Package 'IsoBayes'

Title: IsoBayes: Single Isoform protein inference Method via Bayesian Analyses
Description: IsoBayes is a Bayesian method to perform inference on single protein isoforms. Our approach infers the presence/absence of protein isoforms, and also estimates their abundance; additionally, it provides a measure of the uncertainty of these estimates, via: i) the posterior probability that a protein isoform is present in the sample; ii) a posterior credible interval of its abundance. IsoBayes inputs liquid cromatography mass spectrometry (MS) data, and can work with both PSM counts, and intensities. When available, trascript isoform abundances (i.e., TPMs) are also incorporated: TPMs are used to formulate an informative prior for the respective protein isoform relative abundance. We further identify isoforms where the relative abundance of proteins and transcripts significantly differ. We use a two-layer latent variable approach to model two sources of uncertainty typical of MS data: i) peptides may be erroneously detected (even when absent); ii) many peptides are compatible with multiple protein isoforms. In the first layer, we sample the presence/absence of each peptide based on its estimated probability of being mistakenly detected, also known as PEP (i.e., posterior error probability). In the second layer, for peptides that were estimated as being present, we allocate their abundance across the protein isoforms they map to. These two steps allow us to recover the presence and abundance of each protein isoform.
Authors: Jordy Bollon [aut], Simone Tiberi [aut, cre]
Maintainer: Simone Tiberi <[email protected]>
License: GPL-3
Version: 1.5.0
Built: 2024-10-30 07:34:48 UTC
Source: https://github.com/bioc/IsoBayes

Help Index


IsoBayes: Single Isoform protein inference Method via Bayesian Analyses

Description

IsoBayes is a Bayesian method to perform inference on single protein isoforms. Our approach infers the presence/absence of protein isoforms, and also estimates their abundance; additionally, it provides a measure of the uncertainty of these estimates, via: i) the posterior probability that a protein isoform is present in the sample; ii) a posterior credible interval of its abundance. IsoBayes inputs liquid cromatography mass spectrometry (MS) data, and can work with both PSM counts, and intensities. When available, trascript isoform abundances (i.e., TPMs) are also incorporated: TPMs are used to formulate an informative prior for the respective protein isoform relative abundance. We further identify isoforms where the relative abundance of proteins and transcripts significantly differ. We use a two-layer latent variable approach to model two sources of uncertainty typical of MS data: i) peptides may be erroneously detected (even when absent); ii) many peptides are compatible with multiple protein isoforms.
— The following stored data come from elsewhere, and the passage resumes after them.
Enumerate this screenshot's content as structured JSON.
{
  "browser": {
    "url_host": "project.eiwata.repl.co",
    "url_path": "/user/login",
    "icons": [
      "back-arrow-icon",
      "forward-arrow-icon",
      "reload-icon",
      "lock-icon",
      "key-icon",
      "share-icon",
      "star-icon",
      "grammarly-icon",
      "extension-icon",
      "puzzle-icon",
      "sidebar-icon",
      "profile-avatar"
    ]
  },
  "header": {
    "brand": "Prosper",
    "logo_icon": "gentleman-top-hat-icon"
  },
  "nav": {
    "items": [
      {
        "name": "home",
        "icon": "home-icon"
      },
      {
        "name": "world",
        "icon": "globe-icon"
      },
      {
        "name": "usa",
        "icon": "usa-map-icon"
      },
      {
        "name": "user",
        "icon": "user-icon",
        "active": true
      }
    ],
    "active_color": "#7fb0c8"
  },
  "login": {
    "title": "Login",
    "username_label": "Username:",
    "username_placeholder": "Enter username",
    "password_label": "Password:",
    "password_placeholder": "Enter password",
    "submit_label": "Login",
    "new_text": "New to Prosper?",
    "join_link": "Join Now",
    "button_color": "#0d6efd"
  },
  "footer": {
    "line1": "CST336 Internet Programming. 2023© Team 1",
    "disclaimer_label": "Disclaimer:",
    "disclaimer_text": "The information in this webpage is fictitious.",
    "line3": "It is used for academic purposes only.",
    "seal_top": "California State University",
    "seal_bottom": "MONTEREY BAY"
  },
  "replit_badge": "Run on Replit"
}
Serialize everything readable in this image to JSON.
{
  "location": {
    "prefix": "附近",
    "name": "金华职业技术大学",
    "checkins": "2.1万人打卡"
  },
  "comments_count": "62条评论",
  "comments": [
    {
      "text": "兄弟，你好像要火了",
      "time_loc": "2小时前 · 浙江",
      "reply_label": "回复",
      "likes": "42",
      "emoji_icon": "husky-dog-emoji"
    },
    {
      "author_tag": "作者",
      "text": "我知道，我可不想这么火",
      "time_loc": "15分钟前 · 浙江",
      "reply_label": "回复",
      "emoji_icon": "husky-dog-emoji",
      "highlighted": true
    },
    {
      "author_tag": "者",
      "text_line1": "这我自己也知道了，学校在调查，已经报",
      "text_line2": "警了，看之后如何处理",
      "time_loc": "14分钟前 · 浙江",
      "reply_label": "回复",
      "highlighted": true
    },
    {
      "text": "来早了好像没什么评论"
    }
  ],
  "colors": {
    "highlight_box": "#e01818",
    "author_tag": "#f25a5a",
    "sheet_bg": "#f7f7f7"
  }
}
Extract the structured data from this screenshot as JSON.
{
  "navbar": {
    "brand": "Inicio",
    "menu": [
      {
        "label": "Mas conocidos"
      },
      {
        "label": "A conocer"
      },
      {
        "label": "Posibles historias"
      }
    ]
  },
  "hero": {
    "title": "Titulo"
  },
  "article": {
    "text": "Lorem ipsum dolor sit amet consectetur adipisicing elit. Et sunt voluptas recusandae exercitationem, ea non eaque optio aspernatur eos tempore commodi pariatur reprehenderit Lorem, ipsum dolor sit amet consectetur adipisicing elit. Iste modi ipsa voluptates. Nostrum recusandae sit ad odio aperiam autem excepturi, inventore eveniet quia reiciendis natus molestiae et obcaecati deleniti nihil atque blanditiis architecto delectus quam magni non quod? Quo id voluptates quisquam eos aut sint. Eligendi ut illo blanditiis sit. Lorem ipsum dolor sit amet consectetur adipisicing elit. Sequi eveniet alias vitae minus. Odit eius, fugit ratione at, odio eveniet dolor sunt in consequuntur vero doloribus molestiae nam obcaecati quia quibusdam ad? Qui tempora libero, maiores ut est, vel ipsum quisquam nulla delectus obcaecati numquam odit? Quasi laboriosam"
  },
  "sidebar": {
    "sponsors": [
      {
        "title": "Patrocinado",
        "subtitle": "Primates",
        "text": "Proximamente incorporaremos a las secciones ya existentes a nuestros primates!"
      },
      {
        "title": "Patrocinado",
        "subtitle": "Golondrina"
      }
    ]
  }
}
In the first layer, we sample the presence/absence of each peptide based on its estimated probability of being mistakenly detected, also known as PEP (i.e., posterior error probability). In the second layer, for peptides that were estimated as being present, we allocate their abundance across the protein isoforms they map to. These two steps allow us to recover the presence and abundance of each protein isoform.

Details

The DESCRIPTION file:

Package: IsoBayes
Type: Package
Title: IsoBayes: Single Isoform protein inference Method via Bayesian Analyses
Version: 1.5.0
Description: IsoBayes is a Bayesian method to perform inference on single protein isoforms. Our approach infers the presence/absence of protein isoforms, and also estimates their abundance; additionally, it provides a measure of the uncertainty of these estimates, via: i) the posterior probability that a protein isoform is present in the sample; ii) a posterior credible interval of its abundance. IsoBayes inputs liquid cromatography mass spectrometry (MS) data, and can work with both PSM counts, and intensities. When available, trascript isoform abundances (i.e., TPMs) are also incorporated: TPMs are used to formulate an informative prior for the respective protein isoform relative abundance. We further identify isoforms where the relative abundance of proteins and transcripts significantly differ. We use a two-layer latent variable approach to model two sources of uncertainty typical of MS data: i) peptides may be erroneously detected (even when absent); ii) many peptides are compatible with multiple protein isoforms. In the first layer, we sample the presence/absence of each peptide based on its estimated probability of being mistakenly detected, also known as PEP (i.e., posterior error probability). In the second layer, for peptides that were estimated as being present, we allocate their abundance across the protein isoforms they map to. These two steps allow us to recover the presence and abundance of each protein isoform.
Authors@R: c(person(given = "Jordy", family = "Bollon", role = c("aut"), email = "[email protected]"), person(given = "Simone", family = "Tiberi", role = c("aut", "cre"), email = "[email protected]", comment = c(ORCID = "0000-0002-3054-9964")))
biocViews: StatisticalMethod, Bayesian, Proteomics, MassSpectrometry, AlternativeSplicing, Sequencing, RNASeq, GeneExpression, Genetics, Visualization, Software
License: GPL-3
Depends: R (>= 4.3.0)
Imports: methods, Rcpp, data.table, glue, stats, doParallel, parallel, doRNG, foreach, iterators, ggplot2, HDInterval, SummarizedExperiment, S4Vectors
LinkingTo: Rcpp, RcppArmadillo
Suggests: knitr, rmarkdown, testthat, BiocStyle
SystemRequirements: C++17
VignetteBuilder: knitr
RoxygenNote: 7.3.2
ByteCompile: true
URL: https://github.com/SimoneTiberi/IsoBayes
BugReports: https://github.com/SimoneTiberi/IsoBayes/issues
Repository: https://bioc.r-universe.dev
RemoteUrl: https://github.com/bioc/IsoBayes
RemoteRef: HEAD
RemoteSha: 9b32421497662c8043e2e9b8ab747067577d713e
Author: Jordy Bollon [aut], Simone Tiberi [aut, cre] (<https://orcid.org/0000-0002-3054-9964>)
Maintainer: Simone Tiberi <[email protected]>

Questions relative to IsoBayes should be reported as a new issue at https://github.com/SimoneTiberi/IsoBayes/issues.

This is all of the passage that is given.